Thank you! I think this will be what I end up doing. I’m assuming that it would be as simple as copy and pasting certain parts of the automatically generated “robot-config.cpp” file into the autonomous section. Which parts would involve the drivetrain? It looks like around lines 12 - 46, but I don’t want to do anything rash.

robot-config.cpp:

#include "vex.h"

using namespace vex;
using signature = vision::signature;
using code = vision::code;

// A global instance of brain used for printing to the V5 Brain screen
brain  Brain;

// VEXcode device constructors
controller Controller1 = controller(primary);
motor leftMotorA = motor(PORT1, ratio18_1, false);
motor leftMotorB = motor(PORT2, ratio18_1, false);
motor_group LeftDriveSmart = motor_group(leftMotorA, leftMotorB);
motor rightMotorA = motor(PORT8, ratio18_1, true);
motor rightMotorB = motor(PORT9, ratio18_1, true);
motor_group RightDriveSmart = motor_group(rightMotorA, rightMotorB);
inertial DrivetrainInertial = inertial(PORT4);
smartdrive Drivetrain = smartdrive(LeftDriveSmart, RightDriveSmart, DrivetrainInertial, 299.24, 320, 40, mm, 1);

// VEXcode generated functions
// define variable for remote controller enable/disable
bool RemoteControlCodeEnabled = true;

/**
 * Used to initialize code/tasks/devices added using tools in VEXcode Pro.
 * 
 * This should be called at the start of your int main function.
 */
void vexcodeInit( void ) {
  Brain.Screen.print("Device initialization...");
  Brain.Screen.setCursor(2, 1);
  // calibrate the drivetrain Inertial
  wait(200, msec);
  DrivetrainInertial.calibrate();
  Brain.Screen.print("Calibrating Inertial for Drivetrain");
  // wait for the Inertial calibration process to finish
  while (DrivetrainInertial.isCalibrating()) {
    wait(25, msec);
  }
  // reset the screen now that the calibration is complete
  Brain.Screen.clearScreen();
  Brain.Screen.setCursor(1,1);
  wait(50, msec);
  Brain.Screen.clearScreen();
}

I tried this, and it displayed an error, and then crashed V5.

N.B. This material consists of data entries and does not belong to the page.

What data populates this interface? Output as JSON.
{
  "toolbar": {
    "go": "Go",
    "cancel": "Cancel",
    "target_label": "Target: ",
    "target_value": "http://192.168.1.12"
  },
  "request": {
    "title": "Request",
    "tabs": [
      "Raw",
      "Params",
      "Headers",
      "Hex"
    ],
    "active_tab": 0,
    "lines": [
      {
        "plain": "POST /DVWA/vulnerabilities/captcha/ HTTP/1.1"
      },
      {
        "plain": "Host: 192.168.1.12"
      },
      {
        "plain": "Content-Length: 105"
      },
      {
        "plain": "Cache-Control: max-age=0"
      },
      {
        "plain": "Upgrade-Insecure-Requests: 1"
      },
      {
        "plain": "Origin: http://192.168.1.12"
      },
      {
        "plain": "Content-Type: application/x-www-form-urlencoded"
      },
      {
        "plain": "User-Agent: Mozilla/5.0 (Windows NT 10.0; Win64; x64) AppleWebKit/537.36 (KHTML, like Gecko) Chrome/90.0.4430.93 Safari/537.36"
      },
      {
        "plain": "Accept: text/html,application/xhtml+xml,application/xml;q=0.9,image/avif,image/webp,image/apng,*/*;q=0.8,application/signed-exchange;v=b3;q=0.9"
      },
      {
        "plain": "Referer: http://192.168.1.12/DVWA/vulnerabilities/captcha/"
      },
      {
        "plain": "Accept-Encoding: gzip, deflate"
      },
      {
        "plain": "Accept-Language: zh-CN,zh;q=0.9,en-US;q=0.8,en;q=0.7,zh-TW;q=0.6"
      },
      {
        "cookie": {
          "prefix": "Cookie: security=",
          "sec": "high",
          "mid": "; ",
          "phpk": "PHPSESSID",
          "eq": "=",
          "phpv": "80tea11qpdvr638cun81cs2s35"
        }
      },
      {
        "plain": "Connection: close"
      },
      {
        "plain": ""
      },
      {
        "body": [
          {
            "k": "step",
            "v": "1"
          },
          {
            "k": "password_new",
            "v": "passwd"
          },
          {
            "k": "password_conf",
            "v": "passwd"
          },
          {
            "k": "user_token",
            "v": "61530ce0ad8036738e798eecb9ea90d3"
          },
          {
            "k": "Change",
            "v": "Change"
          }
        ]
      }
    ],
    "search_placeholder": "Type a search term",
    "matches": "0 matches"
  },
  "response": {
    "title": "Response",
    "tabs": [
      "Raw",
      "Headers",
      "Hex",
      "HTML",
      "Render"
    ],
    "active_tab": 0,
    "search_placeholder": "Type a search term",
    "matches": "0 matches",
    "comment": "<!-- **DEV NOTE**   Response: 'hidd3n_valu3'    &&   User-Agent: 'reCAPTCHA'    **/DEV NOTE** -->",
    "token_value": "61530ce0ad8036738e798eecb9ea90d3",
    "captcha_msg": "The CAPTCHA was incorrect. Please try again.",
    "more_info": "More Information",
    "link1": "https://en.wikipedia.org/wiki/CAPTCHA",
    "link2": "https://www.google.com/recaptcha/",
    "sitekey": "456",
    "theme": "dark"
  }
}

Generally, @DougMoyers 's suggestion is more sound. Given you’ve tried it already and it didn’t quite work, I forgot how much VEX Code does for you on the drivetrain object. It might be the case that simply changing bool RemoteControlCodeEnabled = true; to bool RemoteControlCodeEnabled = false; would help, but it’s been a long time since i’ve looked at VEX Code Pro…

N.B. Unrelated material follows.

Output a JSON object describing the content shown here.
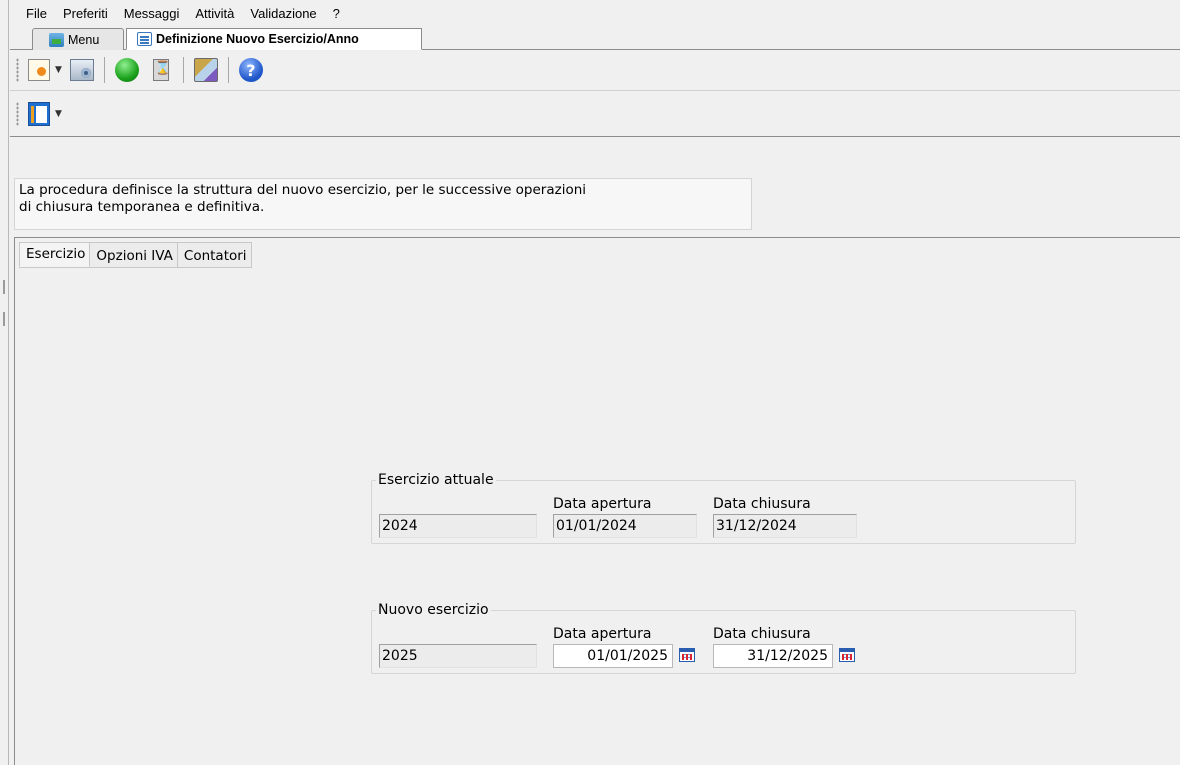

That said, you’ll want something akin to:

void autonomous(void) { 
  // Declare the drivetrain in this scope (along with the intertial sensor); these were from the global scope of robot-config.cpp
inertial DrivetrainInertial = inertial(PORT4);
smartdrive Drivetrain = smartdrive(LeftDriveSmart, RightDriveSmart, DrivetrainInertial, 299.24, 320, 40, mm, 1);

  // Calibrate it, these are from inside the vexcodeInit function
  DrivetrainInertial.calibrate();
  // wait for the Inertial calibration process to finish
  while (DrivetrainInertial.isCalibrating()) {
    wait(25, msec);
  }
  // End lines copied from robot-config.cpp; remove the corresponding lines from robot-config.cpp

  Drivetrain.driveFor(12, inches);
  Drivetrain.turnFor(right, 90, degrees);
  // ... the rest of your code
}

If this fails to compile, especially after removing Drivetrain from the global scope, the compiler should tell you where Drivetrain is being referenced (e.g. autogenerated usercontrol code). It might be better at that point to remove it from there and revert back to the global definition.

Always keep a backup when doing things like this, so you can go back-and-forth between approaches.

facinating. @jpearman is there an appropriate way to bypass the rc task?

Is the official way, but to be honest, I would just avoid using it at all, I see no point in using the controller to automatically control motors and/or drivetrain when programming using text.